Despite the unquestionable importance of the early and long-lasting flow obtainment in the infarction-related artery, more specific technologies to evaluate myocardial perfusion have shown that there often is dissociation between epicardial flow restoration and myocardial perfusion. Among these technologies we can cite: speed of resolution of the elevation of the ST segment 178, invasive measurement of the flow speed with Doppler wire 179, positron emission tomography 180, contrast echocardiogram with microbubbles 181,182. The extreme of that phenomenon is known as no-reflow phenomenon and it uncommonly complicates coronary angioplasty.
The recent advances in vascular biology and the findings of early coronary angiography and angioscopy have allowed the establishment of the erosion or rupture of a silent atherosclerotic plaque as the common denominator in AISs, independent from its degree of stenosis. The plaque complication depends on extrinsic and intrinsic factors, and often, but not consistently, results in subocclusive or temporary occlusive coronary thrombosis, which leads to unstable angina or non-Q MI. When the coronary thrombosis is occlusive and long-lasting, the clinical repercussion is AMI. The difference between unstable angina and AMI is the extension of the plaque rupture and subsequent degree of thrombosis.
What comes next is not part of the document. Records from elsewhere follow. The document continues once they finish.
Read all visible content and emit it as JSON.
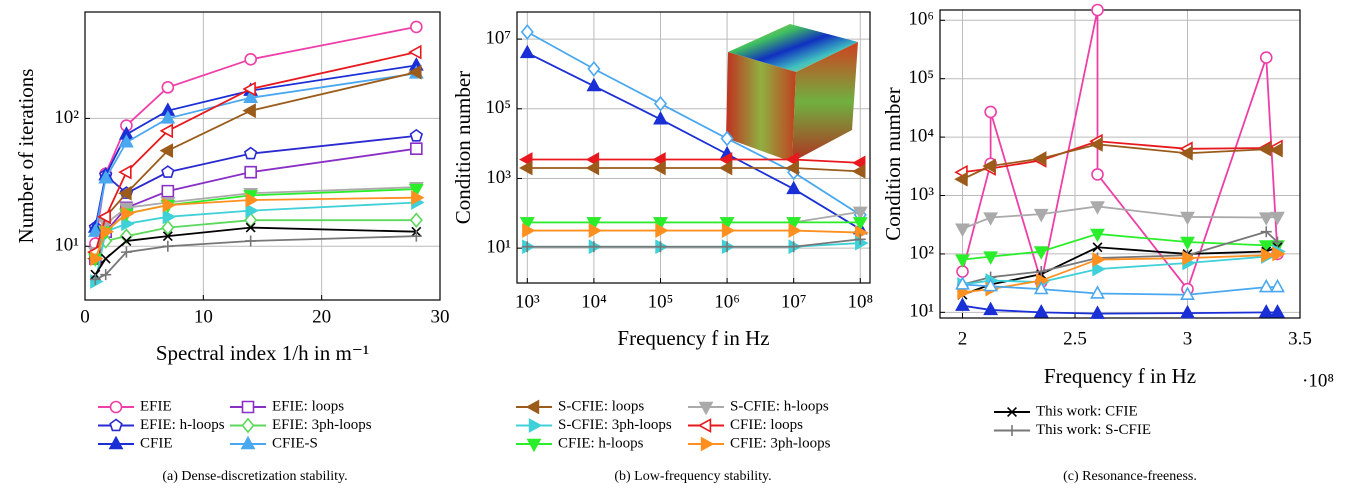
{
  "chart_data": [
    {
      "type": "line",
      "xlabel": "Spectral index 1/h in m⁻¹",
      "ylabel": "Number of iterations",
      "caption": "(a) Dense-discretization stability.",
      "x": [
        0.875,
        1.75,
        3.5,
        7,
        14,
        28
      ],
      "xlim": [
        0,
        30
      ],
      "xticks": [
        0,
        10,
        20,
        30
      ],
      "ylog": true,
      "ylim": [
        3.8,
        680
      ],
      "yticks": [
        {
          "value": 10,
          "label": "10¹"
        },
        {
          "value": 100,
          "label": "10²"
        }
      ],
      "grid": true,
      "series": [
        {
          "name": "EFIE",
          "color": "#ee3fa8",
          "marker": "circle-open",
          "values": [
            10.5,
            37,
            88,
            175,
            290,
            520
          ]
        },
        {
          "name": "EFIE: loops",
          "color": "#8a2fc6",
          "marker": "square-open",
          "values": [
            8,
            13,
            20,
            27,
            38,
            58
          ]
        },
        {
          "name": "EFIE: h-loops",
          "color": "#2a2ad0",
          "marker": "pentagon-open",
          "values": [
            14,
            36,
            26,
            38,
            53,
            73
          ]
        },
        {
          "name": "EFIE: 3ph-loops",
          "color": "#5cd85c",
          "marker": "diamond-open",
          "values": [
            8,
            11,
            12,
            14,
            16,
            16
          ]
        },
        {
          "name": "CFIE",
          "color": "#1a2fd6",
          "marker": "triangle",
          "values": [
            14,
            36,
            75,
            115,
            165,
            260
          ]
        },
        {
          "name": "CFIE-S",
          "color": "#4aa8f0",
          "marker": "triangle",
          "values": [
            13,
            34,
            65,
            100,
            145,
            225
          ]
        },
        {
          "name": "S-CFIE: loops",
          "color": "#9b5b1b",
          "marker": "left",
          "values": [
            8,
            17,
            26,
            56,
            115,
            230
          ]
        },
        {
          "name": "S-CFIE: h-loops",
          "color": "#aaaaaa",
          "marker": "down",
          "values": [
            9,
            15,
            20,
            22,
            26,
            29
          ]
        },
        {
          "name": "S-CFIE: 3ph-loops",
          "color": "#3fd0d8",
          "marker": "right",
          "values": [
            5.3,
            13,
            15,
            17,
            19,
            22
          ]
        },
        {
          "name": "CFIE: loops",
          "color": "#e8191e",
          "marker": "left-open",
          "values": [
            9,
            17,
            38,
            80,
            170,
            330
          ]
        },
        {
          "name": "CFIE: h-loops",
          "color": "#2bee2b",
          "marker": "down",
          "values": [
            8,
            13,
            18,
            21,
            25,
            28
          ]
        },
        {
          "name": "CFIE: 3ph-loops",
          "color": "#ff9020",
          "marker": "right",
          "values": [
            8,
            13,
            18,
            21,
            23,
            24
          ]
        },
        {
          "name": "This work: CFIE",
          "color": "#000000",
          "marker": "x",
          "values": [
            6,
            8,
            11,
            12,
            14,
            13
          ]
        },
        {
          "name": "This work: S-CFIE",
          "color": "#777777",
          "marker": "plus",
          "values": [
            5.5,
            6,
            9,
            10,
            11,
            12
          ]
        }
      ]
    },
    {
      "type": "line",
      "xlabel": "Frequency f in Hz",
      "ylabel": "Condition number",
      "caption": "(b) Low-frequency stability.",
      "x": [
        1000,
        10000,
        100000,
        1000000,
        10000000,
        100000000
      ],
      "xlog": true,
      "xlim": [
        700,
        140000000
      ],
      "xticks": [
        {
          "value": 1000,
          "label": "10³"
        },
        {
          "value": 10000,
          "label": "10⁴"
        },
        {
          "value": 100000,
          "label": "10⁵"
        },
        {
          "value": 1000000,
          "label": "10⁶"
        },
        {
          "value": 10000000,
          "label": "10⁷"
        },
        {
          "value": 100000000,
          "label": "10⁸"
        }
      ],
      "ylog": true,
      "ylim": [
        1,
        60000000
      ],
      "yticks": [
        {
          "value": 10,
          "label": "10¹"
        },
        {
          "value": 1000,
          "label": "10³"
        },
        {
          "value": 100000,
          "label": "10⁵"
        },
        {
          "value": 10000000,
          "label": "10⁷"
        }
      ],
      "grid": true,
      "series": [
        {
          "color": "#4aa8f0",
          "marker": "diamond-open",
          "values": [
            16000000,
            1400000,
            140000,
            14000,
            1500,
            90
          ]
        },
        {
          "color": "#1a2fd6",
          "marker": "triangle",
          "values": [
            4000000,
            450000,
            50000,
            5000,
            500,
            35
          ]
        },
        {
          "color": "#e8191e",
          "marker": "left",
          "values": [
            3500,
            3500,
            3500,
            3500,
            3500,
            2800
          ]
        },
        {
          "color": "#9b5b1b",
          "marker": "left",
          "values": [
            2000,
            2000,
            2000,
            2000,
            2000,
            1600
          ]
        },
        {
          "color": "#aaaaaa",
          "marker": "down",
          "values": [
            55,
            55,
            55,
            55,
            55,
            110
          ]
        },
        {
          "color": "#2bee2b",
          "marker": "down",
          "values": [
            55,
            55,
            55,
            55,
            55,
            55
          ]
        },
        {
          "color": "#ff9020",
          "marker": "right",
          "values": [
            32,
            32,
            32,
            32,
            32,
            28
          ]
        },
        {
          "color": "#3fd0d8",
          "marker": "right",
          "values": [
            11,
            11,
            11,
            11,
            11,
            14
          ]
        },
        {
          "color": "#777777",
          "marker": "plus",
          "values": [
            11,
            11,
            11,
            11,
            11,
            18
          ]
        }
      ]
    },
    {
      "type": "line",
      "xlabel": "Frequency f in Hz",
      "ylabel": "Condition number",
      "caption": "(c) Resonance-freeness.",
      "x_multiplier": "·10⁸",
      "x": [
        2,
        2.125,
        2.35,
        2.6,
        3,
        3.35,
        3.4
      ],
      "xlim": [
        1.9,
        3.5
      ],
      "xticks": [
        2,
        2.5,
        3,
        3.5
      ],
      "ylog": true,
      "ylim": [
        8,
        1500000
      ],
      "yticks": [
        {
          "value": 10,
          "label": "10¹"
        },
        {
          "value": 100,
          "label": "10²"
        },
        {
          "value": 1000,
          "label": "10³"
        },
        {
          "value": 10000,
          "label": "10⁴"
        },
        {
          "value": 100000,
          "label": "10⁵"
        },
        {
          "value": 1000000,
          "label": "10⁶"
        }
      ],
      "grid": true,
      "series": [
        {
          "color": "#ee3fa8",
          "marker": "circle-open",
          "x": [
            2,
            2.125,
            2.125,
            2.35,
            2.6,
            2.6,
            3,
            3.35,
            3.4
          ],
          "values": [
            50,
            3500,
            27000,
            33,
            1500000,
            2300,
            25,
            230000,
            100
          ]
        },
        {
          "color": "#e8191e",
          "marker": "left-open",
          "values": [
            2500,
            2900,
            4000,
            8500,
            6300,
            6500,
            6800
          ]
        },
        {
          "color": "#9b5b1b",
          "marker": "left",
          "values": [
            1900,
            3200,
            4300,
            7500,
            5300,
            6200,
            6000
          ]
        },
        {
          "color": "#aaaaaa",
          "marker": "down",
          "values": [
            270,
            420,
            480,
            650,
            430,
            420,
            430
          ]
        },
        {
          "color": "#2bee2b",
          "marker": "down",
          "values": [
            80,
            90,
            110,
            220,
            160,
            140,
            140
          ]
        },
        {
          "color": "#000000",
          "marker": "x",
          "values": [
            20,
            30,
            45,
            130,
            100,
            110,
            130
          ]
        },
        {
          "color": "#777777",
          "marker": "plus",
          "values": [
            30,
            40,
            50,
            85,
            95,
            240,
            160
          ]
        },
        {
          "color": "#3fd0d8",
          "marker": "right",
          "values": [
            30,
            35,
            33,
            55,
            70,
            90,
            110
          ]
        },
        {
          "color": "#ff9020",
          "marker": "right",
          "values": [
            22,
            25,
            35,
            80,
            85,
            95,
            100
          ]
        },
        {
          "color": "#4aa8f0",
          "marker": "triangle-open",
          "values": [
            30,
            28,
            25,
            21,
            20,
            27,
            27
          ]
        },
        {
          "color": "#1a2fd6",
          "marker": "triangle",
          "values": [
            13,
            11,
            10,
            9.5,
            9.7,
            10,
            10
          ]
        }
      ]
    }
  ]
}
Unstable angina treatment aims to control the thrombosis process with antithrombotic agents and to reestablish the balance between oxygen supply and consumption with antiischemic agents. The antithrombotic agents, either the antiplatelet ones (acetylsalicylic acid, ticlopidine, or platelet glycoprotein IIbIIIa inhibitors) or the antithrombotic ones (unfractioned or low-molecular-weight heparin) are administered to avoid the progression to long-lasting occlusive thrombosis and consequent MI or death. The antiischemic agents (nitrates, beta-blockers, or calcium antagonists) are administered to abolish or treat the anginal crises.
AMI treatment aims at the immediate and stable reestablishment of the flow in the infarction-related artery. The most used therapeutical option to coronary recanalization is the intravenous administration of thrombolytic agents (streptokinase, TPA, or r-PA). Thrombolysis is effective in half of the patients and its main complication is the rare occurrence of fatal or disabling cerebral hemorrhage. In addition, the early or late reocclusion is frequent. The alternative to chemical recanalization is mechanical recanalization with primary angioplasty. Angioplasty is more effective than thrombolysis in reestablishing a thorough and more stable recanalization; however, it is less available and has logistical limitations in treating a disease with such a high prevalence as AMI.